Praveen Halappanavar, widower of the late Savita Halappanavar who died at Galway University Hospital in October 2012, hopes his case for medical negligence will be heard in the spring.
His solicitor, Gerry O’Donnell, said yesterday the case had been allocated a case number by the court services and he had requested an “early hearing”.
“That would be in the next term, the spring. The hospital has admitted liability and could endeavour to settle the case, or they could request that it be adjudicated by a judge.”
He said Mr Halappanavar, who works as an engineer for Boston Scientific and is living in the United States, planned to return for the case and would like it resolved "sooner rather than later."
died at the Galway hospital on October 28th, 2012 one week after presenting with severe back pain. She was 17 weeks’ pregnant and was told she would miscarry. She requested a termination of the pregnancy on a number of occasions but this was refused as there was a foetal heartbeat. Her condition deteriorated.

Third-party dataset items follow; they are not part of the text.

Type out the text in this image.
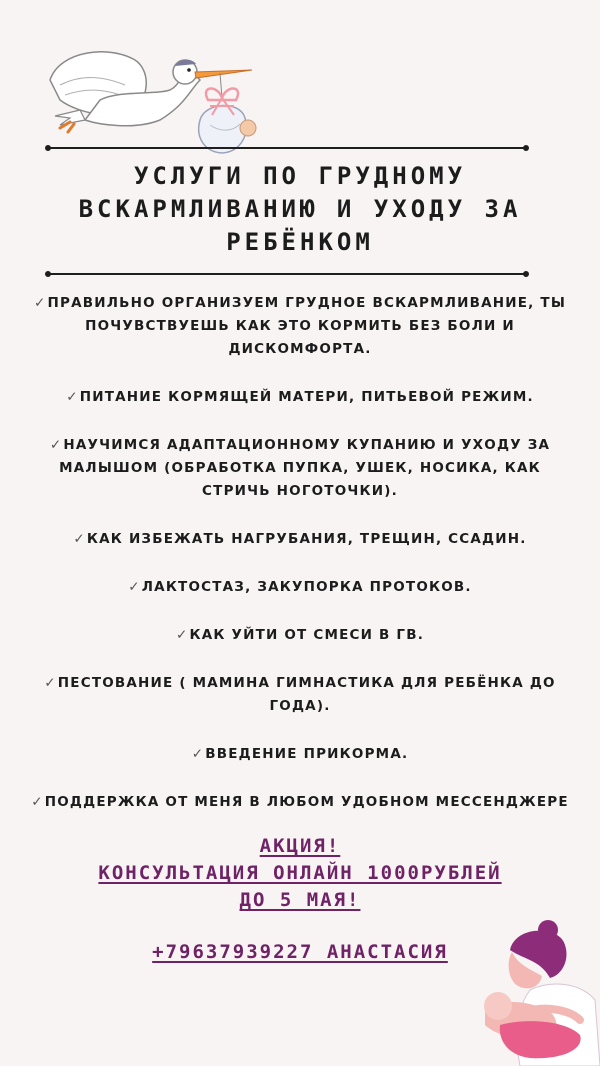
УСЛУГИ ПО ГРУДНОМУ
ВСКАРМЛИВАНИЮ И УХОДУ ЗА
РЕБЁНКОМ
✓ПРАВИЛЬНО ОРГАНИЗУЕМ ГРУДНОЕ ВСКАРМЛИВАНИЕ, ТЫ ПОЧУВСТВУЕШЬ КАК ЭТО КОРМИТЬ БЕЗ БОЛИ И ДИСКОМФОРТА.
✓ПИТАНИЕ КОРМЯЩЕЙ МАТЕРИ, ПИТЬЕВОЙ РЕЖИМ.
✓НАУЧИМСЯ АДАПТАЦИОННОМУ КУПАНИЮ И УХОДУ ЗА МАЛЫШОМ (ОБРАБОТКА ПУПКА, УШЕК, НОСИКА, КАК СТРИЧЬ НОГОТОЧКИ).
✓КАК ИЗБЕЖАТЬ НАГРУБАНИЯ, ТРЕЩИН, ССАДИН.
✓ЛАКТОСТАЗ, ЗАКУПОРКА ПРОТОКОВ.
✓КАК УЙТИ ОТ СМЕСИ В ГВ.
✓ПЕСТОВАНИЕ ( МАМИНА ГИМНАСТИКА ДЛЯ РЕБЁНКА ДО ГОДА).
✓ВВЕДЕНИЕ ПРИКОРМА.
✓ПОДДЕРЖКА ОТ МЕНЯ В ЛЮБОМ УДОБНОМ МЕССЕНДЖЕРЕ
АКЦИЯ!
КОНСУЛЬТАЦИЯ ОНЛАЙН 1000РУБЛЕЙ
ДО 5 МАЯ!
+79637939227 АНАСТАСИЯ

She spontaneously delivered a still-born girl after four days by which time she had developed severe sepsis. She died three days later in the intensive care unit.
Mr O'Donnell was speaking as the board of Saolta University Health Care Group, of which the hospital is a member, was preparing to discuss two reports on the hospital's progress in implementing recommendations arising from three inquiries established after Ms Halappanavar's death. Those inquiries were the HSE report chaired by Prof Arulkumaran, the coroner's inquest and the review by the Health, Information and Quality Authority.
A report by chartered accountants Ernst and Young on progress implementing the five Hiqa recommendations, was discussed as well as one by the Saolta group's clinical chairman, Dr Pat Nash, on progress on the other two reports' recommendations.
Dr Nash said “significant progress” had been made in addressing all the areas of concern arising from Ms Halappanavar’s death including the full implementation of an early warning score system across the hospital. He said there was a score system in every maternity patient’s chart. There was no such system in place in St Monica’s – the ward in which Ms Halappanavar was a patient in October 2012.
Of greatest significance, said Dr Nash, were changes made in the handover of patients at shift changes. “There is now a documented handover of patients, a documented handover of care, to the next person coming on the next shift, to ensure proper follow-up care.”
Inadequate communication about Ms Halappanavar’s deterioration between shifts was a key failing in her care, investigations found. Dr Nash also said there had been significant improvements in communicating abnormal or alarming blood results.